Iam trying to extract data from a website using a custom function:
library(tidyverse)
library(rvest)
url = "https://www.boerse.de/fundamental-analyse/garbage/" # last part does not change outcome, therefore 'garbage'
read_html_tables = function(ISIN){
content <- read_html(paste0(url,ISIN,"#guv")) %>%
html_table(dec = ",") %>%
.[c(5:10)]
return(content)
}
If I run this function with a given ISIN, e.g. US88579Y1010, I get the desired result. A list containing 6 tibbles with the data I want. But if I wrap this function into lapply()
with a vector containing a few hundred ISIN, I get the following error:
list_of_all <- lapply(X = df[,2], FUN = read_html_tables)
Error: x
must be a string of length 1
Called from: read_xml.character(x, encoding = encoding, ..., as_html = TRUE,
options = options)
If I call which(length(df[,2]) != 1)
(the column where the ISINs are), I get integer(0), so there seems to be no issue with the ISIN column in this dataframe. And since it works with a single ISIN as input, the read_html(paste0(url,ISIN))

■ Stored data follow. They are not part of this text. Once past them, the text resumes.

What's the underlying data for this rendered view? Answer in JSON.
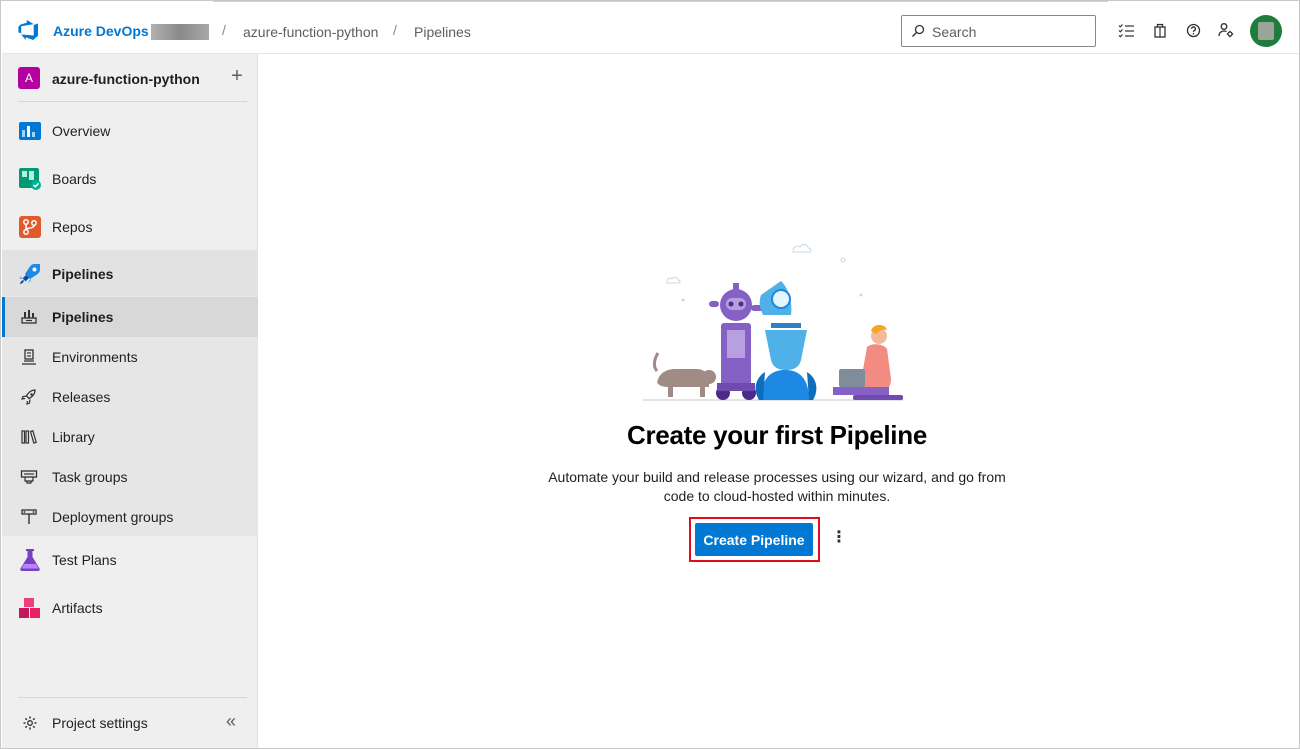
{
  "header": {
    "brand": "Azure DevOps",
    "breadcrumbs": [
      "azure-function-python",
      "Pipelines"
    ],
    "separator": "/",
    "search_placeholder": "Search",
    "icons": [
      "work-items-icon",
      "marketplace-bag-icon",
      "help-icon",
      "user-settings-icon"
    ]
  },
  "sidebar": {
    "project_initial": "A",
    "project_name": "azure-function-python",
    "add_symbol": "+",
    "items": [
      {
        "label": "Overview",
        "icon": "overview-icon"
      },
      {
        "label": "Boards",
        "icon": "boards-icon"
      },
      {
        "label": "Repos",
        "icon": "repos-icon"
      },
      {
        "label": "Pipelines",
        "icon": "pipelines-icon"
      },
      {
        "label": "Test Plans",
        "icon": "test-plans-icon"
      },
      {
        "label": "Artifacts",
        "icon": "artifacts-icon"
      }
    ],
    "pipeline_subitems": [
      {
        "label": "Pipelines",
        "icon": "pipelines-sub-icon"
      },
      {
        "label": "Environments",
        "icon": "environments-icon"
      },
      {
        "label": "Releases",
        "icon": "releases-icon"
      },
      {
        "label": "Library",
        "icon": "library-icon"
      },
      {
        "label": "Task groups",
        "icon": "task-groups-icon"
      },
      {
        "label": "Deployment groups",
        "icon": "deployment-groups-icon"
      }
    ],
    "settings_label": "Project settings",
    "collapse_symbol": "«"
  },
  "main": {
    "title": "Create your first Pipeline",
    "description": "Automate your build and release processes using our wizard, and go from code to cloud-hosted within minutes.",
    "create_button": "Create Pipeline",
    "more_symbol": "⋮"
  },
  "colors": {
    "accent": "#0078d4",
    "project_badge": "#b4009e",
    "highlight_border": "#e00b1c",
    "avatar": "#1e7d3c"
  }
}
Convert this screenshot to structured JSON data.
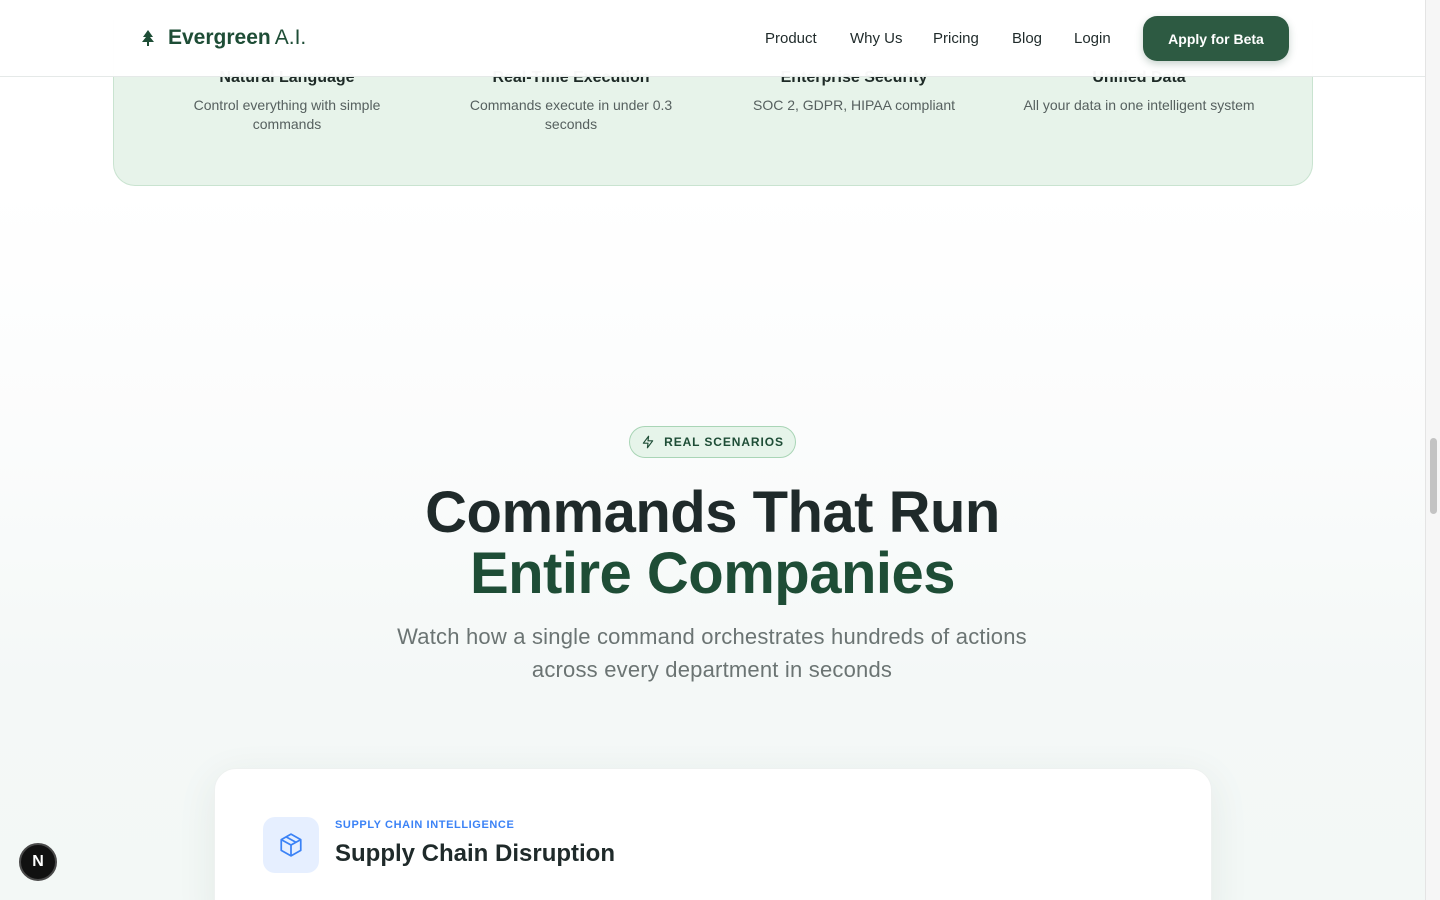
{
  "header": {
    "brand": "Evergreen",
    "brand_suffix": "A.I.",
    "nav": [
      {
        "label": "Product"
      },
      {
        "label": "Why Us"
      },
      {
        "label": "Pricing"
      },
      {
        "label": "Blog"
      },
      {
        "label": "Login"
      }
    ],
    "cta_label": "Apply for Beta"
  },
  "features": [
    {
      "title": "Natural Language",
      "description": "Control everything with simple commands"
    },
    {
      "title": "Real-Time Execution",
      "description": "Commands execute in under 0.3 seconds"
    },
    {
      "title": "Enterprise Security",
      "description": "SOC 2, GDPR, HIPAA compliant"
    },
    {
      "title": "Unified Data",
      "description": "All your data in one intelligent system"
    }
  ],
  "scenarios": {
    "badge": "REAL SCENARIOS",
    "headline_line1": "Commands That Run",
    "headline_line2": "Entire Companies",
    "subtitle": "Watch how a single command orchestrates hundreds of actions across every department in seconds",
    "card": {
      "kicker": "SUPPLY CHAIN INTELLIGENCE",
      "title": "Supply Chain Disruption",
      "icon": "box-icon"
    }
  },
  "dev_badge": "N",
  "colors": {
    "brand_green": "#1e4d36",
    "cta_green": "#2d5a42",
    "feature_band": "#e7f3ea",
    "accent_blue": "#3b82f6"
  }
}
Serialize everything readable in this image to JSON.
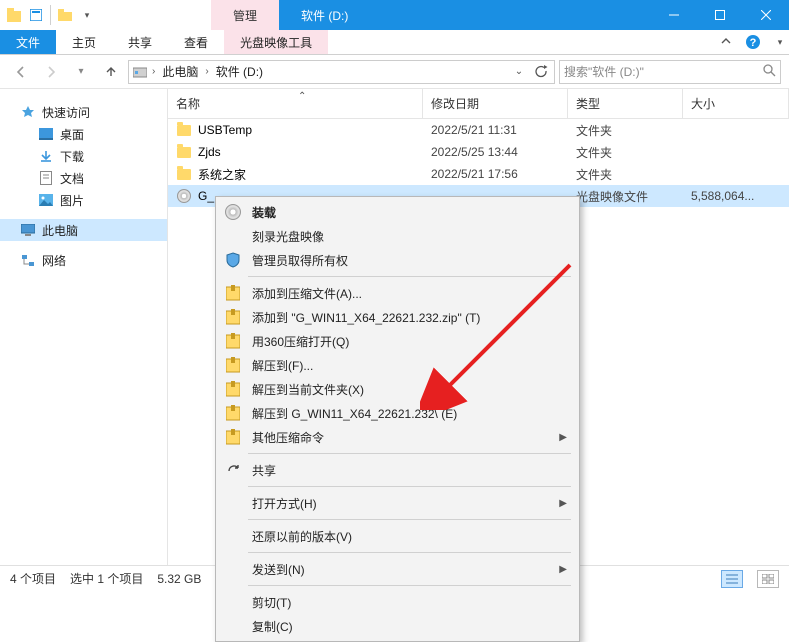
{
  "titlebar": {
    "manage_tab": "管理",
    "drive_tab": "软件 (D:)"
  },
  "ribbon": {
    "file": "文件",
    "home": "主页",
    "share": "共享",
    "view": "查看",
    "disc_tools": "光盘映像工具"
  },
  "address": {
    "root": "此电脑",
    "drive": "软件 (D:)",
    "search_placeholder": "搜索\"软件 (D:)\""
  },
  "sidebar": {
    "quick": "快速访问",
    "desktop": "桌面",
    "downloads": "下载",
    "documents": "文档",
    "pictures": "图片",
    "thispc": "此电脑",
    "network": "网络"
  },
  "columns": {
    "name": "名称",
    "date": "修改日期",
    "type": "类型",
    "size": "大小"
  },
  "rows": [
    {
      "name": "USBTemp",
      "date": "2022/5/21 11:31",
      "type": "文件夹",
      "size": ""
    },
    {
      "name": "Zjds",
      "date": "2022/5/25 13:44",
      "type": "文件夹",
      "size": ""
    },
    {
      "name": "系统之家",
      "date": "2022/5/21 17:56",
      "type": "文件夹",
      "size": ""
    },
    {
      "name": "G_",
      "date": "",
      "type": "光盘映像文件",
      "size": "5,588,064..."
    }
  ],
  "ctx": {
    "mount": "装载",
    "burn": "刻录光盘映像",
    "admin": "管理员取得所有权",
    "add_archive": "添加到压缩文件(A)...",
    "add_zip": "添加到 \"G_WIN11_X64_22621.232.zip\" (T)",
    "open_360": "用360压缩打开(Q)",
    "extract_to": "解压到(F)...",
    "extract_here": "解压到当前文件夹(X)",
    "extract_named": "解压到 G_WIN11_X64_22621.232\\ (E)",
    "other_zip": "其他压缩命令",
    "share": "共享",
    "open_with": "打开方式(H)",
    "restore": "还原以前的版本(V)",
    "send_to": "发送到(N)",
    "cut": "剪切(T)",
    "copy": "复制(C)"
  },
  "status": {
    "count": "4 个项目",
    "selection": "选中 1 个项目",
    "size": "5.32 GB"
  }
}
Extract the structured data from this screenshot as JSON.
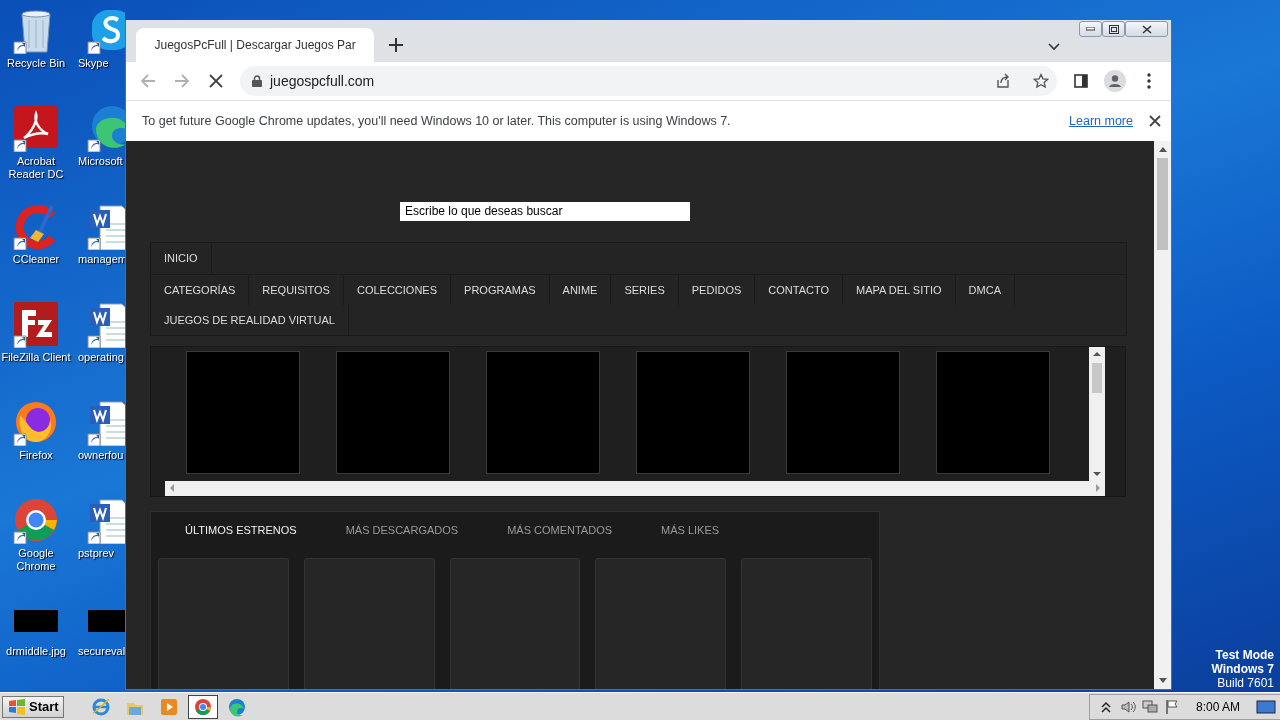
{
  "desktop": {
    "icons": [
      {
        "label": "Recycle Bin",
        "kind": "recycle"
      },
      {
        "label": "Skype",
        "kind": "skype"
      },
      {
        "label": "Acrobat Reader DC",
        "kind": "acrobat"
      },
      {
        "label": "Microsoft",
        "kind": "edge"
      },
      {
        "label": "CCleaner",
        "kind": "ccleaner"
      },
      {
        "label": "managem",
        "kind": "word"
      },
      {
        "label": "FileZilla Client",
        "kind": "filezilla"
      },
      {
        "label": "operating",
        "kind": "word"
      },
      {
        "label": "Firefox",
        "kind": "firefox"
      },
      {
        "label": "ownerfou",
        "kind": "word"
      },
      {
        "label": "Google Chrome",
        "kind": "chrome"
      },
      {
        "label": "pstprev",
        "kind": "word"
      },
      {
        "label": "drmiddle.jpg",
        "kind": "image"
      },
      {
        "label": "secureval",
        "kind": "image"
      }
    ],
    "watermark_lines": [
      "Test Mode",
      "Windows 7",
      "Build 7601"
    ]
  },
  "browser": {
    "tabs": [
      {
        "title": "JuegosPcFull | Descargar Juegos Par",
        "selected": true,
        "loading": true
      }
    ],
    "address": "juegospcfull.com",
    "infobar": {
      "message": "To get future Google Chrome updates, you'll need Windows 10 or later. This computer is using Windows 7.",
      "link": "Learn more"
    }
  },
  "page": {
    "search": {
      "value": "Escribe lo que deseas buscar"
    },
    "nav": {
      "rows": [
        {
          "items": [
            "INICIO"
          ]
        },
        {
          "items": [
            "CATEGORÍAS",
            "REQUISITOS",
            "COLECCIONES",
            "PROGRAMAS",
            "ANIME",
            "SERIES",
            "PEDIDOS",
            "CONTACTO",
            "MAPA DEL SITIO",
            "DMCA"
          ]
        },
        {
          "items": [
            "JUEGOS DE REALIDAD VIRTUAL"
          ]
        }
      ]
    },
    "carousel": {
      "thumbnails": [
        {
          "kind": "blank"
        },
        {
          "kind": "blank"
        },
        {
          "kind": "blank"
        },
        {
          "kind": "blank"
        },
        {
          "kind": "blank"
        },
        {
          "kind": "blank"
        }
      ]
    },
    "tabs": [
      {
        "label": "ÚLTIMOS ESTRENOS",
        "selected": true
      },
      {
        "label": "MÁS DESCARGADOS",
        "selected": false
      },
      {
        "label": "MÁS COMENTADOS",
        "selected": false
      },
      {
        "label": "MÁS LIKES",
        "selected": false
      }
    ],
    "cards": [
      {
        "kind": "blank"
      },
      {
        "kind": "blank"
      },
      {
        "kind": "blank"
      },
      {
        "kind": "blank"
      },
      {
        "kind": "blank"
      }
    ]
  },
  "taskbar": {
    "start": "Start",
    "apps": [
      {
        "kind": "ie",
        "selected": false
      },
      {
        "kind": "explorer",
        "selected": false
      },
      {
        "kind": "media",
        "selected": false
      },
      {
        "kind": "chrome",
        "selected": true
      },
      {
        "kind": "edge",
        "selected": false
      }
    ],
    "clock": "8:00 AM"
  }
}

part seems to work as well.
I have used a very similar function before and wrapped it into lapply()
. The earlier function did basically exactly what this function does, but had to do some searching and combining for the correct URL to pass into the read_html(paste0(url,ISIN))
part (on another website).
Iam a bit puzzled, since this error did not occure beforehand. But if it occured and I try to run the earlier function now, I get the same error (which I didn't receive any time before).
Maybe there is a more talented R-programmer out there which can spot the issue?
Edit: Since a reply suggested the ISIN-list is the issue:
The first two are US88579Y1010 and US8318652091. Passed individually into the function as well as passing it in a vector (c(ISIN1, ISIN2)
) and passing the vector to lapply works. But if I point at both ISINs inside the tibble (df[1:2,2]
) I get the error from above. What am I missing here?
Solution:
read_xml.character from read_html()
seems to not accept a column from a tibble as valid input. Transfering the tibble to a data.frame and recalculating gives the desired output.